Cell surface receptors and their interactions play a central role in physiological and pathological signaling. Despite its clinical relevance, the immunoglobulin superfamily (IgSF) remains uncharacterized and underrepresented in databases. Here, we present a systematic extracellular protein map, the IgSF interactome. Using a high-throughput technology to interrogate most single transmembrane receptors for binding to 445 IgSF proteins, we identify over 500 interactions, 82% previously undocumented, and confirm more than 60 receptor-ligand pairs using orthogonal assays. Our study reveals a map of cell-type-specific interactions and the landscape of dysregulated receptor-ligand crosstalk in cancer, including selective loss of function for tumor-associated mutations. Furthermore, investigation of the IgSF interactome in a large cohort of cancer patients identifies interacting protein signatures associated with clinical outcome. The IgSF interactome represents an important resource to fuel biological discoveries and a framework for understanding the functional organization of the surfaceome during homeostasis and disease, ultimately informing therapeutic development.

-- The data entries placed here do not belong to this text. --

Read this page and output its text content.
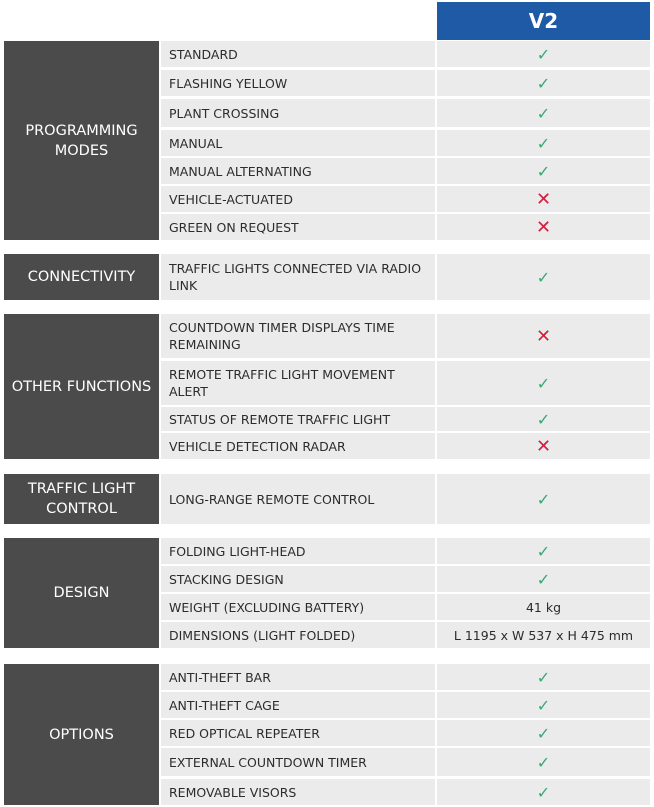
V2
PROGRAMMING
MODES
STANDARD	✓
FLASHING YELLOW	✓
PLANT CROSSING	✓
MANUAL	✓
MANUAL ALTERNATING	✓
VEHICLE-ACTUATED	✕
GREEN ON REQUEST	✕
CONNECTIVITY
TRAFFIC LIGHTS CONNECTED VIA RADIO LINK	✓
OTHER FUNCTIONS
COUNTDOWN TIMER DISPLAYS TIME REMAINING	✕
REMOTE TRAFFIC LIGHT MOVEMENT ALERT	✓
STATUS OF REMOTE TRAFFIC LIGHT	✓
VEHICLE DETECTION RADAR	✕
TRAFFIC LIGHT
CONTROL
LONG-RANGE REMOTE CONTROL	✓
DESIGN
FOLDING LIGHT-HEAD	✓
STACKING DESIGN	✓
WEIGHT (EXCLUDING BATTERY)	41 kg
DIMENSIONS (LIGHT FOLDED)	L 1195 x W 537 x H 475 mm
OPTIONS
ANTI-THEFT BAR	✓
ANTI-THEFT CAGE	✓
RED OPTICAL REPEATER	✓
EXTERNAL COUNTDOWN TIMER	✓
REMOVABLE VISORS	✓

细胞表面受体及其相互作用在生理和病理信号传导中起着核心作用。尽管具有临床相关性，但免疫球蛋白超家族（IgSF）仍未表征，数据库中的代表性不足。在这里，我们介绍了系统的细胞外蛋白质图谱，即IgSF相互作用组。使用高通量技术来查询大多数单跨膜受体以结合445 IgSF蛋白，我们鉴定了500多种相互作用，其中82％以前未记录，并使用正交试验确定了60多个受体-配体对。我们的研究揭示了癌症中细胞类型特异性相互作用的图谱以及受体-配体串扰失调的情况，包括肿瘤相关突变的选择性功能丧失。此外，在一大批癌症患者中对IgSF相互作用基因组的研究确定了与临床结果相关的相互作用蛋白特征。IgSF相互作用基因组是促进生物学发现的重要资源，也是理解稳态和疾病过程中表面组功能组织的框架，最终为治疗发展提供了信息。